How to calculate $5^{2003}$ mod $13$

Question

How to calculate $5^{2003}$ mod $13$

using fermats little theorem

5^13-1 1 mod 13

(5^12)^166+11 mod 13

a+b modn=(a modn + b modn) modn

(1+11mod13)mod13

12 mod 13 = 12

why answer is 8 ?

how do we calculate this

thanks

Answer 1

All modulo 13,

$$5^{2003} \equiv (5^{2})^{1001} (5)$$

$$\equiv (-1)^{1001}(5)$$

$$\equiv -5$$

$$\equiv 8$$

Answer 2

$5^{13-1}= 5^{12} \equiv 1 \mod 13$

$5^{2003} = 5^{12*166 +11} = (5^{12})^{166}*5^{11} \equiv 5^{11} \mod 13$

$5^{11}*5 = 5^{12}\equiv 1 \mod 13$

So if $5^{11} \equiv x \mod 13$ then $5^{11}$ is a solution to $5x \equiv 1 \mod 13$.

....

$5x \equiv 1,14,27,40 \mod 13$ so $5^{11} \equiv x\equiv 8 \equiv -5 \mod 13$.

.....

Or we could do $5^2 = 25 \equiv -1 \mod 13$ so $5^4 \equiv 1 \mod 13$ so $5^{11} \equiv 5^3 \equiv -5 \equiv 8 \mod 13$.

......

Those were trial and error.

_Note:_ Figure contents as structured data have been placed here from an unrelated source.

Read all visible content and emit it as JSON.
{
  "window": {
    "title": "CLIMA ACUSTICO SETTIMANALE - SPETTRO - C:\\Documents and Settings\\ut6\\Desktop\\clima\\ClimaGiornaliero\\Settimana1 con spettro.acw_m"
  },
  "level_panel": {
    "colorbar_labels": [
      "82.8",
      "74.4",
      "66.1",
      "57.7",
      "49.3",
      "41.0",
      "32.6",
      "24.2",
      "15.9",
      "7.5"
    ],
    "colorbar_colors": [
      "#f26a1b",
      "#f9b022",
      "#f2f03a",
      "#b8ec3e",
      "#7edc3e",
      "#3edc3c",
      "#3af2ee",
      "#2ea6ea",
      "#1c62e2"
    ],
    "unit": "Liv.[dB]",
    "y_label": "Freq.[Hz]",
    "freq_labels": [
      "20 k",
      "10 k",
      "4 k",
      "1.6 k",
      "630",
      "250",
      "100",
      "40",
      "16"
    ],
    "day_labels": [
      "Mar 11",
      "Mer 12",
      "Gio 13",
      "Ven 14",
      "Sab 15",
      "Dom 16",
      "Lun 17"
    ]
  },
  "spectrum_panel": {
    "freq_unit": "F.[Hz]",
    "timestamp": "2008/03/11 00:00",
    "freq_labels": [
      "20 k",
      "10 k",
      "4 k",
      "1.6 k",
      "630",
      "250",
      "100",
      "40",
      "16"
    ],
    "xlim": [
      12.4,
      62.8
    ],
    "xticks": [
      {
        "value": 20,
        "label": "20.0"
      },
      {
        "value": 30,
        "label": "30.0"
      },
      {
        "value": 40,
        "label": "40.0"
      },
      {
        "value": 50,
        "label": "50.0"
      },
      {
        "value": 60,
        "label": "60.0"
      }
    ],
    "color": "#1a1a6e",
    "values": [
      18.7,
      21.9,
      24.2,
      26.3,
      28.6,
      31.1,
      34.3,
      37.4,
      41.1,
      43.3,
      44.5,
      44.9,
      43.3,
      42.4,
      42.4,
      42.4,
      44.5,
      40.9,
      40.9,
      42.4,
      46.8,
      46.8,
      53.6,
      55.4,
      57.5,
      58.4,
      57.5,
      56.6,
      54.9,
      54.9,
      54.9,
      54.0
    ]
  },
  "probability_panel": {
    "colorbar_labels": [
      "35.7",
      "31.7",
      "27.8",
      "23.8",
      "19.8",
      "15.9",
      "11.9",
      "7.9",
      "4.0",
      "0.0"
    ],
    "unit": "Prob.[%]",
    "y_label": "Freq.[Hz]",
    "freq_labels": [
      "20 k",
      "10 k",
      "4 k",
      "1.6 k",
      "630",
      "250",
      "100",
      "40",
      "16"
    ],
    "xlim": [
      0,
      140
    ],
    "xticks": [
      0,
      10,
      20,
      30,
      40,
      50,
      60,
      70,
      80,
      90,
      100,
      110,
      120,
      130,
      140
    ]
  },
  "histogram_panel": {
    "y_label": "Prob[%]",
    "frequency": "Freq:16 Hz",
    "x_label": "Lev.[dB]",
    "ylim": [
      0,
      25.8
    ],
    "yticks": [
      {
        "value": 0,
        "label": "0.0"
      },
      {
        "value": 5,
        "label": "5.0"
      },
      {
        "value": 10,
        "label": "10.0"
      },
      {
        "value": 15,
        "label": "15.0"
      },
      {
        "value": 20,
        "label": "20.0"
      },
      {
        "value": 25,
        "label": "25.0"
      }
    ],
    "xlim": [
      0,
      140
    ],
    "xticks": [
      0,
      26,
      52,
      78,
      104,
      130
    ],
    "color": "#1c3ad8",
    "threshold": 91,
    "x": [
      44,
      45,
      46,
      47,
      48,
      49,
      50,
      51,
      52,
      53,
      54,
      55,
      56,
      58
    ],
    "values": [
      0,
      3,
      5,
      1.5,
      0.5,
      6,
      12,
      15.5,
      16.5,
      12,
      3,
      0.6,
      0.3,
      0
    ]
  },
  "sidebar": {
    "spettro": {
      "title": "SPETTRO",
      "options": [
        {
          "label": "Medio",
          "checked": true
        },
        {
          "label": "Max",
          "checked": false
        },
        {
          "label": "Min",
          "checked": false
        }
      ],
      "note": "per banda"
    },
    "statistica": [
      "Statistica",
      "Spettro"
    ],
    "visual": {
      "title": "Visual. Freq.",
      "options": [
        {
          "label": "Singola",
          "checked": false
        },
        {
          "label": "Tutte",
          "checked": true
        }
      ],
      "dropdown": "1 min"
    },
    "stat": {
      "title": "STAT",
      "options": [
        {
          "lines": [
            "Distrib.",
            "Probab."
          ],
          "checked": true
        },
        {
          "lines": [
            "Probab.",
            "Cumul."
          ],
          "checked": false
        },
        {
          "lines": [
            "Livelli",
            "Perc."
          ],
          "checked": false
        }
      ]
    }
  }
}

If we had to, we could use Euclid's algorithm to solve

$5x = 13k + 1$.

$5x = 10k + 3k + 1$

$5(x - 2k) = 3k + 1$. Let $v = x - 2k$

$5v = 3k + 1$

$3v + 2v = 3k + 1$

$3(v - k) + 2v = 1$ Let $w = v -k$

$3w + 2v = 1$

$w + 2(w+v) = 1$. Let $z = w+v$

$w + 2z = 1$. Let $z = 0; w = 1$

$z = w+v \implies 0 = 1 + v\implies v = -1$

$w = v-k\implies 1= - 1 -k\implies k = -2$

$v = x - 2k \implies -1 = x + 4 \implies x = -5$.

So $5^{11} \equiv x \equiv- 5 \equiv 8 \mod 13$.